How Account Takeover (ATO) Attacks Work
- Stolen credentials from data breaches are sold on the dark web
- Attackers buy a list of stolen credentials from the dark web
- Attackers leverage bots to perform credential stuffing on websites
- Validated credentials are ready for Account Takeover
- Fraudulent transactions are made on compromised accounts
Account Takeover (ATO) Attacks Are on the Rise
For cybercriminals, account takeover is easy to do and very profitable. Bots continuously evolve to evade detection mechanisms, so account takeover attacks get through and website owners are none the wiser. Bots can mimic user behavior and hide inside a validated user session by running as malware on actual user devices. Even if the attacks take over a very small percentage of your user accounts, the damage can be enormous depending on the value of the user account. For example, theft of stored credit card numbers or loyalty points could easily exceed millions of dollars. The end users are also negatively impacted with identity theft. The industries most commonly targeted include e-commerce, financial institutions and travel and hospitality.
How Are Companies Fighting Account Takeover (ATO)?
The speed and evolution of today’s account takeover attacks present significant challenges for businesses. Unfortunately, some of the most commonly used techniques aren’t enough to stop ATO attacks.
Web Application Firewalls
While web application firewalls (WAFs) help secure web servers, they are not as effective in detecting account takeover attacks or triggering alerts. WAFs are largely bypassed and ignored by the latest, sophisticated bot attacks, but their prevalence has contributed to a false sense of security among website owners. Neither WAFs nor regular website logging have the sensitivity to be able to see patterns in the traffic and detect modern account takeover attacks, so they go largely undetected.
Homegrown Bot Management
Homegrown solutions use signatures and pre-configured rules and policies, such as volumetric-based and geo-based detection to stop bots. But, the efficacy of signature-based detection has declined rapidly over time. If you block traffic because of an unknown spike, you might also block real users. Signature-based systems also have a hard time dealing with hyper-distributed bot attacks.

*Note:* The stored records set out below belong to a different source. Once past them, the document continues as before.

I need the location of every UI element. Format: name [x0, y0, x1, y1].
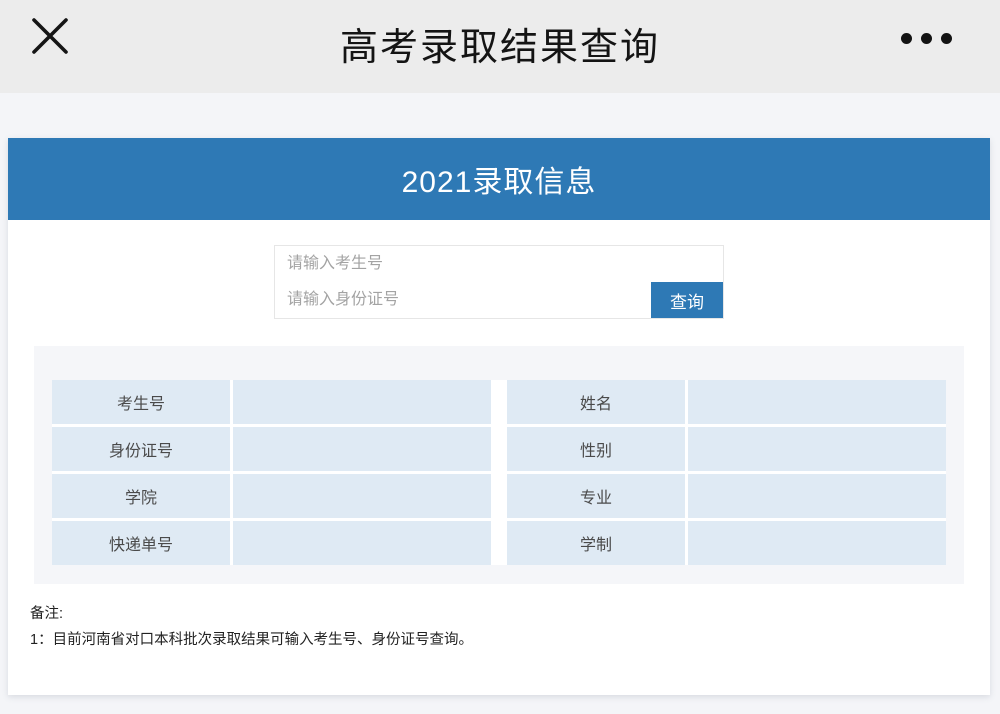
row-label: 姓名 [507, 380, 685, 424]
notes-heading: 备注: [30, 606, 64, 622]
row-value [233, 427, 491, 471]
row-label: 学制 [507, 521, 685, 565]
notes-line-1: 1：目前河南省对口本科批次录取结果可输入考生号、身份证号查询。 [30, 632, 474, 648]
row-value [688, 521, 946, 565]
row-value [688, 427, 946, 471]
row-value [233, 474, 491, 518]
result-tables: 考生号 身份证号 学院 快递单号 姓名 性别 专业 学制 [52, 380, 946, 565]
result-table-left: 考生号 身份证号 学院 快递单号 [52, 380, 491, 565]
row-label: 性别 [507, 427, 685, 471]
table-row: 身份证号 [52, 427, 491, 471]
row-label: 专业 [507, 474, 685, 518]
close-x-glyph [32, 18, 68, 54]
table-row: 姓名 [507, 380, 946, 424]
candidate-number-input[interactable] [275, 246, 723, 282]
form-area: 查询 [8, 245, 990, 319]
row-value [233, 521, 491, 565]
page-title: 高考录取结果查询 [339, 27, 660, 69]
table-row: 性别 [507, 427, 946, 471]
result-table-right: 姓名 性别 专业 学制 [507, 380, 946, 565]
more-menu-icon[interactable] [901, 28, 952, 48]
row-label: 考生号 [52, 380, 230, 424]
table-row: 学制 [507, 521, 946, 565]
screen: 高考录取结果查询 2021录取信息 查询 [0, 0, 1000, 714]
row-value [688, 474, 946, 518]
close-icon[interactable] [28, 14, 72, 58]
table-row: 专业 [507, 474, 946, 518]
result-panel: 考生号 身份证号 学院 快递单号 姓名 性别 专业 学制 [34, 346, 964, 584]
row-value [688, 380, 946, 424]
id-number-input[interactable] [275, 282, 651, 318]
query-button[interactable]: 查询 [651, 282, 723, 318]
card-header: 2021录取信息 [8, 138, 990, 220]
row-value [233, 380, 491, 424]
dot-icon [941, 32, 952, 44]
notes-section: 备注: 1：目前河南省对口本科批次录取结果可输入考生号、身份证号查询。 [8, 584, 990, 653]
table-row: 快递单号 [52, 521, 491, 565]
card-title: 2021录取信息 [401, 166, 597, 199]
row-label: 学院 [52, 474, 230, 518]
table-row: 学院 [52, 474, 491, 518]
titlebar: 高考录取结果查询 [0, 0, 1000, 93]
dot-icon [901, 32, 912, 44]
row-label: 身份证号 [52, 427, 230, 471]
page-body: 2021录取信息 查询 考生号 [0, 93, 1000, 695]
row-label: 快递单号 [52, 521, 230, 565]
dot-icon [921, 32, 932, 44]
table-row: 考生号 [52, 380, 491, 424]
form-row-2: 查询 [275, 282, 723, 318]
query-card: 2021录取信息 查询 考生号 [8, 138, 990, 695]
query-form: 查询 [274, 245, 724, 319]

CAPTCHAs, a type of security measure known as challenge-response authentication, is a test used in computing to determine whether or not the user is human. Over time, the original CAPTCHAs have become easy to solve for bots equipped with image processing software. Some bots have a 90% success rate for solving CAPTCHAs. To counter the growing capabilities of bots, CAPTCHA authentication services have gradually increased the difficulty of the challenges, ultimately escalating to visual processing challenges that are actually hard for humans to solve. At the same time, more challenging CAPTCHAs also go against a core user experience principle: make the user’s experience smoother, faster and better, not more disjointed, slower and worse.